Abstract
Background
Social defeat, which refers to experiences of loss during a confrontation among conspecific animals or during a hostile dispute among humans, can occur in either dyadic or group–individual encounters. Various animal models have been used to study the molecular mechanisms underpinning major depressive disorder. Among these, the social defeat paradigm has emerged as among the best approaches to evaluating depressed behavior. People frequently encounter stimuli generated by interactions with other people, and social challenges appear to be the most prevalent stressor in humans and other social animals. Furthermore, this procedure may also be considered an animal model of schizophrenia given that social defeat results in deficits in prepulse inhibition, an enhanced mesocorticolimbic dopamine response, increased phasic activity in the ventral tegmental area (VTA) dopaminergic neurons, and behavioral and neuronal cross-sensitization to amphetamines. Metabolomics is well suited for elucidating the systemic changes associated with stress because the systems underlying the stress response need to respond rapidly to threatening stimuli, and the initial events associated with the acute stress response are primarily metabolite-based. Moreover, metabolic changes have been reported in animals using a social defeat stress procedure. Specifically, the metabolism of lipids, amino acids, and energy was significantly perturbed by such a procedure. We hypothesized that measurement of the metabolomes in several key brain regions implicated in psychiatric disorders would illuminate the endogenous metabolic perbutations related to stress vulnerability and resilience, leading towards specific biomarker discovery.
Methods
Adult C57BL/6N mice were subjected social defeat stress for 10 days. Defeated mice were classified into unsusceptible (stress resilient) and susceptible (stress susceptible). Using high-resolution magic angle spinning 1H nuclear magnetic resonance (HR-MAS 1H NMR), untargeted metabolomes were measured in the amygdala (AMY), dorsal hippocampus (dHIP), dorsal striatum (dST), and prefrontal cortex (PFC).
Results
We observed perturbations of glutamine in the AMY; glutamate in the dHIP; glycine and myo-inositol in the dST; and aspartate, choline, and phosphoethanolamine in the PFC of susceptible and/or unsusceptible groups compared to the control group. The susceptible and unsusceptible groups significantly differed with regard to three metabolites: glutamine, glycine, and choline.
Discussion
To deepen our understanding of the pathophysiology of stress-related disorders, we measured metabolites in the AMY, dST, dHIP, and PFC of mice exposed to social defeat stress. Significant perturbations were observed in the metabolism of amino acids, lipids, and neurotransmitters. It was of great interest to observe that the Cho, Glu, and Gly levels of the susceptible and unsusceptible groups differed significantly.

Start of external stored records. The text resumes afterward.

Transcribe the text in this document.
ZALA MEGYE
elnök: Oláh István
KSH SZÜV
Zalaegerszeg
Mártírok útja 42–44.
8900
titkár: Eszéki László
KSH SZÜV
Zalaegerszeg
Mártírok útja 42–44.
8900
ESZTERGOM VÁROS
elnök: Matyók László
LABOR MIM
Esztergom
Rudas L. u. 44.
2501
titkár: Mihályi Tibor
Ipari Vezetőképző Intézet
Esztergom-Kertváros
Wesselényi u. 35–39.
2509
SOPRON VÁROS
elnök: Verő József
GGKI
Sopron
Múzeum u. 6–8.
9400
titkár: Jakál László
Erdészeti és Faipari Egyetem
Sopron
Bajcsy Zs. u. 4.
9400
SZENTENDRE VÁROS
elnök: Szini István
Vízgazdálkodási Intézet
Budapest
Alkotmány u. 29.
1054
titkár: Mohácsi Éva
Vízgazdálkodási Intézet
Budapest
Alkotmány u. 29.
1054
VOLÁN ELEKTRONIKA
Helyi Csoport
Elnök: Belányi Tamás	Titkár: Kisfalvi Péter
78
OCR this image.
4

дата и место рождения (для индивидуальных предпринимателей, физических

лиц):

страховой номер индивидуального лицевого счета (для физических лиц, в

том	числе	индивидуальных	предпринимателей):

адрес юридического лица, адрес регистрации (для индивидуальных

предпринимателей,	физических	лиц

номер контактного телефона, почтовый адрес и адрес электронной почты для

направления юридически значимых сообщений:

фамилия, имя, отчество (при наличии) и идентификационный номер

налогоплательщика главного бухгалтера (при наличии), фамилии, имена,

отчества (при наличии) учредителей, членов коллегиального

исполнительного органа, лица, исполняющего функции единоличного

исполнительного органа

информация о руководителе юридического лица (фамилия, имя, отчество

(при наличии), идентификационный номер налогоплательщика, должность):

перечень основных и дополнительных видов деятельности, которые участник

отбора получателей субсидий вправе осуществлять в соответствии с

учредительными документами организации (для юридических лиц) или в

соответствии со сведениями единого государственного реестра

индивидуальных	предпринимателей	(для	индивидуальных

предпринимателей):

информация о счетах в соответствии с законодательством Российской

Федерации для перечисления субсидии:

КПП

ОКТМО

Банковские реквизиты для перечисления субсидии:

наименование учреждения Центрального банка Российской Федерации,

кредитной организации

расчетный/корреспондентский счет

Using HR-MAS 1H NMR, we observed perturbations of Gln in the AMY, of Glu in the dHIP, of Gly and m-Ins in the dST, and of Asp, Cho, and PE in the PFCs of susceptible and/or unsusceptible groups compared with the control group. Interestingly, three metabolites, Glu, Gly, and Cho, differed significantly between susceptible and unsusceptible groups. These findings suggest that social defeat stress induces disturbances in the metabolism of amino acids, lipids, and neurotransmitters in several brain areas. Furthermore, the resulting understanding of susceptibility-related metabolites may move us a step closer to elucidating the factors underpinning resistance to stress-related mental illnesses and identifying diagnostic biomarkers.